Inhalt: Der junge Polizist ...

Vorab: „Schneeblind“ ist der erste Band der „Dark-Iceland“-Reihe von Ragnar Jónasson. Der Thriller erschien bereits 2011 unter dem Titel „Schneebraut“ im S. Fischer Verlag.

Inhalt: Der junge Polizist Ari lässt sich – sehr zum Leidwesen seiner Freundin – von Reykjavík nach Siglufjörður versetzen. In der abgeschiedenen Kleinstadt erwartet ihn eine verschworene Gemeinschaft, die Auswärtigen gegenüber distanziert ist. Zudem brüstet sich Aris Vorgesetzter damit, dass es in Siglufjörður keine Verbrechen gebe. Einsamkeit und mangelnde polizeiliche Aufgaben belasten Ari sehr. Doch dann überschlagen sich die Ereignisse: Ein landesweit bekannter Schriftsteller wird nach einer Theaterprobe tot aufgefunden; kurze Zeit später entdeckt ein kleiner Junge eine bewusstlose Frau – und Ari ist der Einzige, der beides nicht als Unfall abtut.

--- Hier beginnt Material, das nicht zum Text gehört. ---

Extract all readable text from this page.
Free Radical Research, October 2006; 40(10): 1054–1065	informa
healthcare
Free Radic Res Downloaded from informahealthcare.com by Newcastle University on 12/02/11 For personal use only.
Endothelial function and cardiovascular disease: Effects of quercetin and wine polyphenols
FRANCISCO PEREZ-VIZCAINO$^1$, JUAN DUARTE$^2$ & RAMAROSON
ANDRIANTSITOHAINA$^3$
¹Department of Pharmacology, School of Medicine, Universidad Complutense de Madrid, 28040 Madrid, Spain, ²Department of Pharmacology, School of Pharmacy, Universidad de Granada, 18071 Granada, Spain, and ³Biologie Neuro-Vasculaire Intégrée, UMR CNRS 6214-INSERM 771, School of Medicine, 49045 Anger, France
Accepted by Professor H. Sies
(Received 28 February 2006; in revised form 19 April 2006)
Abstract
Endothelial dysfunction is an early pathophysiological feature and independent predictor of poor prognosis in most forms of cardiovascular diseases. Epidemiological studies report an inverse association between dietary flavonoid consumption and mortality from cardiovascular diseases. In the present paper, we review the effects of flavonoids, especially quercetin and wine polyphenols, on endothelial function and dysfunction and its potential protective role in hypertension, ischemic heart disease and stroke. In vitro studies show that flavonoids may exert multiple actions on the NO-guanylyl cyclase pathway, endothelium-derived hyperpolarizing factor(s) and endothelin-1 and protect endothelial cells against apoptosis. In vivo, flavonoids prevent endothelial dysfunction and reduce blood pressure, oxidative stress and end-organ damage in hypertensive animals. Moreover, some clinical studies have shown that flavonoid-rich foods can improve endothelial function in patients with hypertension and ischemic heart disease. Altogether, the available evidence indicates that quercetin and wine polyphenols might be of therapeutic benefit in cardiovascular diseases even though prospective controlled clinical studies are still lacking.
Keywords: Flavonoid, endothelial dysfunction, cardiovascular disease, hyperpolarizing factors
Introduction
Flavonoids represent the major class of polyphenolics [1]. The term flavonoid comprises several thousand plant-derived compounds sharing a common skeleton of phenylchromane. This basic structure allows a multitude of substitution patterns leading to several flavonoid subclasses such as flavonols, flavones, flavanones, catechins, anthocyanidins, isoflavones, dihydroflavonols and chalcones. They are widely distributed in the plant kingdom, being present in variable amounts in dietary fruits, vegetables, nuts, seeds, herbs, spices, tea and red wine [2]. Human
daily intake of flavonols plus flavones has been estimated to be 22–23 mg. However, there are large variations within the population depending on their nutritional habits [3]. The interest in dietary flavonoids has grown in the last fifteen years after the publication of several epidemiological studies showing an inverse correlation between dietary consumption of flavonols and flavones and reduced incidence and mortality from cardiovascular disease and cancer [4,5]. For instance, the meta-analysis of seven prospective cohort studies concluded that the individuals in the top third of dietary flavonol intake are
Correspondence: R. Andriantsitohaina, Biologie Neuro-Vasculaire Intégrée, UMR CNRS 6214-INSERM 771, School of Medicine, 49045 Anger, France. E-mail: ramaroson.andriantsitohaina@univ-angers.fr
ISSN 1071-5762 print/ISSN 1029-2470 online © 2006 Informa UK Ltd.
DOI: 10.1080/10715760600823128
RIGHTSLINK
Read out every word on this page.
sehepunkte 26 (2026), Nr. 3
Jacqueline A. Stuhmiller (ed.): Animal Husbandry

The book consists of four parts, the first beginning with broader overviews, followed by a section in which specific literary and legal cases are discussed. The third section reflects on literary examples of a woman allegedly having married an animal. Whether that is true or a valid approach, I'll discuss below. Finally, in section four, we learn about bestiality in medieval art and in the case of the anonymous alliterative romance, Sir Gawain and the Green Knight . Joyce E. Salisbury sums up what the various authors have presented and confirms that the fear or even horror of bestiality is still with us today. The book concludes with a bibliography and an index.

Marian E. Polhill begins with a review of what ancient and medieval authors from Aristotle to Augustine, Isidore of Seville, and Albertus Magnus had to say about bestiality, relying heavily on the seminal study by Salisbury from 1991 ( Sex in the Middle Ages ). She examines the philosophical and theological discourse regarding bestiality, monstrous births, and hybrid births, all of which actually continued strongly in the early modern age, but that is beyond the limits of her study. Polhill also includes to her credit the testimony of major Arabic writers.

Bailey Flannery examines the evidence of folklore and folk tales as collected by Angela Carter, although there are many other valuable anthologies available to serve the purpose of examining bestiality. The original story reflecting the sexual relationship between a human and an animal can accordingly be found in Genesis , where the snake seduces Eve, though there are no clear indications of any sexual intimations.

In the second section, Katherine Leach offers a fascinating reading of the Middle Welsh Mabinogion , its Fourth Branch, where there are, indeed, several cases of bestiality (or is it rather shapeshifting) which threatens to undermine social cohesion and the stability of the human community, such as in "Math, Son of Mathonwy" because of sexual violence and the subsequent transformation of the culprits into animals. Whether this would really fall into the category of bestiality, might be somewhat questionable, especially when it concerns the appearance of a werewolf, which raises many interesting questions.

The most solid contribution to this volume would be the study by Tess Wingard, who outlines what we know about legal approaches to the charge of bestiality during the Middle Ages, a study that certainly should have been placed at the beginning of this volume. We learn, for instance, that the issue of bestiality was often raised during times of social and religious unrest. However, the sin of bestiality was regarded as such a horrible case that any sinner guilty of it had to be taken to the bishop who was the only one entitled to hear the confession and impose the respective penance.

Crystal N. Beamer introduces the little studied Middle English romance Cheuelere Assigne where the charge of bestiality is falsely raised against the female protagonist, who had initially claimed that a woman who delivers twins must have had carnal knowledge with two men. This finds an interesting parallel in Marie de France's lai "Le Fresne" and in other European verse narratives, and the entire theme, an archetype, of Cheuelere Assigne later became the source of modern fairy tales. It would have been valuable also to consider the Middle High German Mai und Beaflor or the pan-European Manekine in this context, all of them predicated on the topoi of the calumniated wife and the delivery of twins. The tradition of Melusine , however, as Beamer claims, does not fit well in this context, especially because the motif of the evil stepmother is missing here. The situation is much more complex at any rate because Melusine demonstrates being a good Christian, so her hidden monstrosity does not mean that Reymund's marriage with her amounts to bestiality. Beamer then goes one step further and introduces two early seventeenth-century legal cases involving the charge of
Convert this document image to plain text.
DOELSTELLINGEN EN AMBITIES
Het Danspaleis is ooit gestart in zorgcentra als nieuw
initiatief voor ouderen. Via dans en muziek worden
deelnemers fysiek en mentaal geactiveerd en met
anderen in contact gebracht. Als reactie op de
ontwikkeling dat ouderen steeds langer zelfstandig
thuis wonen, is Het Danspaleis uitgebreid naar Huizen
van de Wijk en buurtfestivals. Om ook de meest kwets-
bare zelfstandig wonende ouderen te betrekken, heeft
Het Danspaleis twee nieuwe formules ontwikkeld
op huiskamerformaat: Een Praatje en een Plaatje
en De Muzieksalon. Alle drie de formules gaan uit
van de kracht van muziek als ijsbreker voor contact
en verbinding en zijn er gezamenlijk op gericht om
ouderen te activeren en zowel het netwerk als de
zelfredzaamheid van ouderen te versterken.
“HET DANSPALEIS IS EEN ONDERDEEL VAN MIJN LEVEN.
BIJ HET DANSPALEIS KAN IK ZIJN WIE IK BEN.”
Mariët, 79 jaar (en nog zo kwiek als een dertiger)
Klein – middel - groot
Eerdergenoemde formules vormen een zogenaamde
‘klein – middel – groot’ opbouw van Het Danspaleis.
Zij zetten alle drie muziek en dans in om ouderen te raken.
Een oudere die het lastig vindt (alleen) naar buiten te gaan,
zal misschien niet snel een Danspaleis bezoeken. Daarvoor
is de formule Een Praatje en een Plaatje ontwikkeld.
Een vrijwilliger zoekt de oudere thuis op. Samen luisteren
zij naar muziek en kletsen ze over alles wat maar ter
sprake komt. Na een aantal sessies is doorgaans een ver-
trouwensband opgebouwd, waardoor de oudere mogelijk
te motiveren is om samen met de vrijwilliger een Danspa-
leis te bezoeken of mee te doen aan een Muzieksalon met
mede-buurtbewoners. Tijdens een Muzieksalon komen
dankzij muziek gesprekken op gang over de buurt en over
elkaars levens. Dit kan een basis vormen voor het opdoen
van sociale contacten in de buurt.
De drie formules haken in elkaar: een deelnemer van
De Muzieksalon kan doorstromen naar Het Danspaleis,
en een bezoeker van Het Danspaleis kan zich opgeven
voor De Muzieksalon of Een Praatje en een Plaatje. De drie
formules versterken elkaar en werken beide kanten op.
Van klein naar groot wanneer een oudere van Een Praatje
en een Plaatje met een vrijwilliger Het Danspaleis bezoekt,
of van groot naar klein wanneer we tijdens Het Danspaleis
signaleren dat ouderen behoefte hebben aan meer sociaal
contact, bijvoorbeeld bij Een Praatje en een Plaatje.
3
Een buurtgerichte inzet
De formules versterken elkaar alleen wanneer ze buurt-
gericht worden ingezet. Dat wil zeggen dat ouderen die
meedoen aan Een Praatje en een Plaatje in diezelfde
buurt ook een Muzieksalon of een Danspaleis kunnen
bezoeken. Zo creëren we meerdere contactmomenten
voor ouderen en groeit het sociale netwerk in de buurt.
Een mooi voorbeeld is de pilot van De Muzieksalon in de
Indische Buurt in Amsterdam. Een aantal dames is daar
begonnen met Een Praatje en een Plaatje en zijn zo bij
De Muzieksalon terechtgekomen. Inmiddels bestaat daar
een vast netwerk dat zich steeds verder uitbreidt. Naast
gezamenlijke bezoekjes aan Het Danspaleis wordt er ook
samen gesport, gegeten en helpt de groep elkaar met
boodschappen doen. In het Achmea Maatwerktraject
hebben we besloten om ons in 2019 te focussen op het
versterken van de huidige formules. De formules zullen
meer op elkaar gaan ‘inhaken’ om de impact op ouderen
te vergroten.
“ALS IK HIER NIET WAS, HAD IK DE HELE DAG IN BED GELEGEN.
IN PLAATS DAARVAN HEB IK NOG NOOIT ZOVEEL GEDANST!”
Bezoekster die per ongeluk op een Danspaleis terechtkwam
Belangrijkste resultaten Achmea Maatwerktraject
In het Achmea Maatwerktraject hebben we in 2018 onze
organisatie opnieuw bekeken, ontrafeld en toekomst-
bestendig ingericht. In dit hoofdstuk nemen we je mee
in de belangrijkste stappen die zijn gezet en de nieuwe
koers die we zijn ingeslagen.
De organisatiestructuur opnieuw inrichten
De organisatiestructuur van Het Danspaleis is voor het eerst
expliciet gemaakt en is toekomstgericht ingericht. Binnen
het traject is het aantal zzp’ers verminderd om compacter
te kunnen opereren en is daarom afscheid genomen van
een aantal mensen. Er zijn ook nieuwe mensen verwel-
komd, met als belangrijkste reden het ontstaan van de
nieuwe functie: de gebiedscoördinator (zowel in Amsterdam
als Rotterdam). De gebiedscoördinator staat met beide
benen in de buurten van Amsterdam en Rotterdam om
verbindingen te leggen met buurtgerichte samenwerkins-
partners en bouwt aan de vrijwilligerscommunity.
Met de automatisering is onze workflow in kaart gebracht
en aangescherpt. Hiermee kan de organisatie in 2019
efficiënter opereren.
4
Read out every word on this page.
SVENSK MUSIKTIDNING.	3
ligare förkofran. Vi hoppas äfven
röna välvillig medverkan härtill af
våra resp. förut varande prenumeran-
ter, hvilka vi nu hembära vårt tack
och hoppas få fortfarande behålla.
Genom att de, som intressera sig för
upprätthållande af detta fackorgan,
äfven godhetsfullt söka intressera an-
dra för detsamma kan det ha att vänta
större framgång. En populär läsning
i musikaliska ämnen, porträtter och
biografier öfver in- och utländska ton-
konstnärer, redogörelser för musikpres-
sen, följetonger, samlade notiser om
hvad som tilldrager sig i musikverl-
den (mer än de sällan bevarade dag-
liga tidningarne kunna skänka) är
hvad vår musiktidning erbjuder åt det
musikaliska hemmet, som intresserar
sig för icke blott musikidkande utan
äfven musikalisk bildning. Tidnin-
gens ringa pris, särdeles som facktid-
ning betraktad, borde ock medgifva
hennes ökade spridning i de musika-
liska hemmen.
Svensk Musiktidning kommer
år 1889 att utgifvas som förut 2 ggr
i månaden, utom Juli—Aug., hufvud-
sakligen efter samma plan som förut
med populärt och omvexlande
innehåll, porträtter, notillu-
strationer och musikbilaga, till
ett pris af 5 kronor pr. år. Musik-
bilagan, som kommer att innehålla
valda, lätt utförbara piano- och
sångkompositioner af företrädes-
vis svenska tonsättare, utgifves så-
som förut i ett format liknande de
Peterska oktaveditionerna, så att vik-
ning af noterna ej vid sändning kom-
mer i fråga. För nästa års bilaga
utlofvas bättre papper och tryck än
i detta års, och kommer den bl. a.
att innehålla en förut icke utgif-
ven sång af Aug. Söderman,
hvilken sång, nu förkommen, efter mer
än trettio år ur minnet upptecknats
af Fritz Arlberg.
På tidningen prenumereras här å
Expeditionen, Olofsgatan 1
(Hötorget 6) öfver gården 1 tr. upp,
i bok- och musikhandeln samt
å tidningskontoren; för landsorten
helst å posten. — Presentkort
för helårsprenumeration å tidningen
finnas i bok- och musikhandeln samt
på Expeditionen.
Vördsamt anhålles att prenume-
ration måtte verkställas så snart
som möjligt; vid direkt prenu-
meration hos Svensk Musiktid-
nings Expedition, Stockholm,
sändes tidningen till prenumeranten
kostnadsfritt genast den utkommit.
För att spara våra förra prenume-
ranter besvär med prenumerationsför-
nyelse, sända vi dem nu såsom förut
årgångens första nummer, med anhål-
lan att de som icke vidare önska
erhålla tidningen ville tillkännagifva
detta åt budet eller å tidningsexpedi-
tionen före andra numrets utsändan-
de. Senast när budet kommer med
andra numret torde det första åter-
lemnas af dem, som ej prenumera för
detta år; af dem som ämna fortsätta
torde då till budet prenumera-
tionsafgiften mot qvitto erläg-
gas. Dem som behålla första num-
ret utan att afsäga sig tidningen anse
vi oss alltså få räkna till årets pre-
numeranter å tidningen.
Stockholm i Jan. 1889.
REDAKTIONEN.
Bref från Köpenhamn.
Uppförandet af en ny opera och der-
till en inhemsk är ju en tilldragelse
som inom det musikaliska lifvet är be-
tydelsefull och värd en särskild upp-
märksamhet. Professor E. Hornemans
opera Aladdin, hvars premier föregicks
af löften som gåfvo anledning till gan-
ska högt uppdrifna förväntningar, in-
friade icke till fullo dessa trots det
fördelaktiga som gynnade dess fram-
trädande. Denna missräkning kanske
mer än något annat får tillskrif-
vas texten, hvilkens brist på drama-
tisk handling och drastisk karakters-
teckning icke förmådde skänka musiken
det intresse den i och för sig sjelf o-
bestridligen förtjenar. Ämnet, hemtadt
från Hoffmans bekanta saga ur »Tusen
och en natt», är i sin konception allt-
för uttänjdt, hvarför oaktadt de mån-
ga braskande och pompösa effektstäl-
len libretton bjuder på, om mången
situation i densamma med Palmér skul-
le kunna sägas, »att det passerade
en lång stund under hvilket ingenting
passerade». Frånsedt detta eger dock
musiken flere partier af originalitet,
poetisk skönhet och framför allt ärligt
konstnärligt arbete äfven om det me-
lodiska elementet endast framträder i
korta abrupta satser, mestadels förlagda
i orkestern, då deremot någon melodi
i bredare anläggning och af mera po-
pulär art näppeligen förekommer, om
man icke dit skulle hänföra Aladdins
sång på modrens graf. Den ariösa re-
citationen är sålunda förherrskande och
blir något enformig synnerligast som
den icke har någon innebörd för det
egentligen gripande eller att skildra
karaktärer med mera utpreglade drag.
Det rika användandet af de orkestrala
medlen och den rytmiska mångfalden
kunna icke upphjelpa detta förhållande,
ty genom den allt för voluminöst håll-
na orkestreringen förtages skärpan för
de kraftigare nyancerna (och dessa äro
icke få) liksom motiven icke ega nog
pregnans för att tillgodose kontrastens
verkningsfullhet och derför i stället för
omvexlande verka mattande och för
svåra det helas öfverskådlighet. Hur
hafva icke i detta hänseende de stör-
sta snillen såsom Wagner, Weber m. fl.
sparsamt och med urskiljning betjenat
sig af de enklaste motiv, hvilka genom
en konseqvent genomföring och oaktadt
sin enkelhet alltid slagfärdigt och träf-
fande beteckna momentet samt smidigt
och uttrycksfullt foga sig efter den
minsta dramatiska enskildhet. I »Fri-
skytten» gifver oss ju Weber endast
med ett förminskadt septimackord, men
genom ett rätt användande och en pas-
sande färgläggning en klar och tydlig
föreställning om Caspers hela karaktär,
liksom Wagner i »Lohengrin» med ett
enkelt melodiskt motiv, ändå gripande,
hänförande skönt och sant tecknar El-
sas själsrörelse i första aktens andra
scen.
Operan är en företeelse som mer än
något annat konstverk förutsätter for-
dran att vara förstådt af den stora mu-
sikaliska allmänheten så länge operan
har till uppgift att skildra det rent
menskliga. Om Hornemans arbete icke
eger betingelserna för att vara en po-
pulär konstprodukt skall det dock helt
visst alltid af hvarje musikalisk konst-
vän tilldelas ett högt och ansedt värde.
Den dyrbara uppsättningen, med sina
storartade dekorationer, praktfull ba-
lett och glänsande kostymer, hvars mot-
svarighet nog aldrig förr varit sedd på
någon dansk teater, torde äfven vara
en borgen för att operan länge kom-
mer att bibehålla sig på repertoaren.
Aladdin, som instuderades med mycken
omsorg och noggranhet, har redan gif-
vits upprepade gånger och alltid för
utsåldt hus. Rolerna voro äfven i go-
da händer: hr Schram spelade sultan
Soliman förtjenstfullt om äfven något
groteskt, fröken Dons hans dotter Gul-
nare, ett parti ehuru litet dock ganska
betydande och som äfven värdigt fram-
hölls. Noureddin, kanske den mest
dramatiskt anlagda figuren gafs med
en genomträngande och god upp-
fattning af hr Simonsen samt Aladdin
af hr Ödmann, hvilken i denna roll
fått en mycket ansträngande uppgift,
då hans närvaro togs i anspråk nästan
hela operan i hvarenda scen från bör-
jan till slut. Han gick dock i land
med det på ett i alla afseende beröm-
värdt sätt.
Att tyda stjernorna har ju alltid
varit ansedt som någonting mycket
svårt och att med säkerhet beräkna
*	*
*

Persönliche Meinung: „Schneeblind“ ist ein Thriller von Ragnar Jónasson. Erzählt wird der Thriller aus mehreren unterschiedlichen (personalen) Erzählperspektiven, wobei diejenige Aris die Hauptperspektive ist. Ari ist insgesamt eine interessante Ermittlerfigur: Seine Eltern sind früh verstorben. Eigentlich studiert er Theologie, hat dies aber auf Eis gelegt und eine Polizistenlaufbahn eingeschlagen. Außerdem liest er häufig und macht sich viele Gedanken über sein Handeln. Neben Ari werden die Perspektiven einiger Bewohner Siglufjörðurs eingenommen, sodass man einen anschaulichen Einblick in die innere Struktur des Ortes erhält. Gleichzeitig sorgt die Perspektivierung für Spannung: Jede Figur hat eine andere Beziehung zu dem toten Schriftsteller und macht sich eigene Gedanken zum „Unfall“, wobei man aber nicht weiß, wem man tatsächlich glauben kann. Zusätzliche Spannung entsteht durch einen undatierten Handlungsstrang: Während die Handlung hauptsächlich im Januar 2009 spielt, kann der undatierte Handlungsstrang bis zuletzt nicht genau eingeordnet werden, sodass man sich permanent fragt, wie er in das Gefüge der Handlung passt. Der Beginn des Thrillers ist eher ruhig: Es wird sich Zeit gelassen, die Figuren und den Handlungsort vorzustellen. Je weiter der Thriller voranschreitet, desto fesselnder wird er. Auch die beklemmende Atmosphäre des Handlungsortes nimmt stetig zu. Die Handlung setzt zwei Schwerpunkte: die Ermittlungen Aris und sein Privatleben (durch seinen Umzug nach Siglufjörður kriselt die Beziehung zwischen ihm und seiner Freundin). Beide Schwerpunkte halten sich schön die Waage. Die Auflösung des Thrillers ist sowohl überraschend als auch stimmig. Dabei hat mir – wie schon bei der Hulda/Helgi-Serie – besonders gefallen, dass das Verbrechen nicht von einem kriminellen Mastermind begangen worden ist: Jónasson versteht sich sehr gut darauf, die alltägliche Seite der Kriminalität literarisch zu verarbeiten. Der Schreibstil lässt sich flüssig lesen. Er ist pointiert und deutlich und passt dadurch perfekt zu der kargen Landschaft, in der der Thriller spielt. Insgesamt ist „Schneeblind“ ein düsterer, prägnant geschriebener Thriller, der durch ein beklemmendes Setting und eine sympathische Ermittlerfigur besticht.